Ascolta l'audio racconto

Tutto comincia con un miracolo, avvenuto una notte del lontanissimo 348, all’epoca della prima cristianizzazione del Canavese. Il futuro San Gaudenzio è costretto a fuggire sotto minaccia di morte e, la notte prima di partire, trova ricovero proprio dove oggi si trova la chiesa. Stremato siede su una roccia, e questa prende immediatamente le forme del suo corpo diventando un comodo giaciglio. San Gaudenzio, che diventerà il primo vescovo e il Patrono di Novara, è di origine eporediese e questo spiega la devozione di Ivrea per la sua figura. Non stupisce che all’inizio del Settecento prenda forma la volontà di erigere una chiesa, proprio intorno alla pietra miracolosa, e che la si realizzi grazie alle offerte dei cittadini tra il 1716 e il 1724.

 

 

Moderna
e l'opera

L’edificio è splendido e presenta i migliori tratti del Barocco piemontese. Circa dieci anni dopo si aggiunge la sacrestia con il coro superiore e, a partire dal 1742, l’elegante campanile caratterizzato da quattro raffinati balconcini. Al 1764 risale il notevole altare policromo, che attraverso una grata lascia intravedere l’impronta lasciata nella roccia retrostante dal corpo del Santo.

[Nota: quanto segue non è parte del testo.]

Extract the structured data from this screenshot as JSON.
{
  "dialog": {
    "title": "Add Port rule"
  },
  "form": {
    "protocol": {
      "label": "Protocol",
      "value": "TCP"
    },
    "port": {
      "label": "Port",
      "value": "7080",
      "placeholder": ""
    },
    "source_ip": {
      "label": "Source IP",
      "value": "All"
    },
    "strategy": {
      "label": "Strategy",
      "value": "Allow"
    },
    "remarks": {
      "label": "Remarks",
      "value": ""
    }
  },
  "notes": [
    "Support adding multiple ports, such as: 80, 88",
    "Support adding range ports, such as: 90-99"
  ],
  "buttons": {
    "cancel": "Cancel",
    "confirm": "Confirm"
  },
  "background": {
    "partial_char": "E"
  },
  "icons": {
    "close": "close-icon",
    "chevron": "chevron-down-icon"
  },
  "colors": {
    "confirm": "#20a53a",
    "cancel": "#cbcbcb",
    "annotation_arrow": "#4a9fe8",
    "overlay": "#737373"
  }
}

Il progetto della chiesa è firmato dall’ingegnere sabaudo Luigi Andrea Guibert, mentre pare che l’architetto Bernardo Antonio Vittone sia intervenuto in una seconda fase dei lavori. La facciata, suddivisa su tre piani e ornata da lesene, da nicchie con motivo di conchiglia e da cornici curve, mostra sul timpano lo stemma della città di Ivrea.

L’interno è ricco e scenografico, si distingue per gli eleganti giochi prospettici e gli effetti sorprendenti, tipicamente barocchi, di trompe l’oeil. Molto suggestiva è la sforatura della parete del presbiterio, con la volta del coro superiore che pare lontanissima, e sulla quale è dipinta una magnifica raffigurazione del Paradiso.

Proprio gli affreschi, realizzati da Luca Rossetti da Orta tra il 1738 e il 1739, sono il tratto saliente dell’edificio. Luca Rossetti ha lasciato in Ivrea altre magnifiche opere nella chiesa di Santa Croce e nel Palazzo Vescovile. Tra i molti episodi della vita e dei miracoli di San Gaudenzio spicca nell’abside, per grandiosità e bellezza, la vertiginosa Gloria del Santo. Sono molto interessanti alcuni accurati paesaggi in cui è riconoscibile, con il suo castello, la città di Ivrea.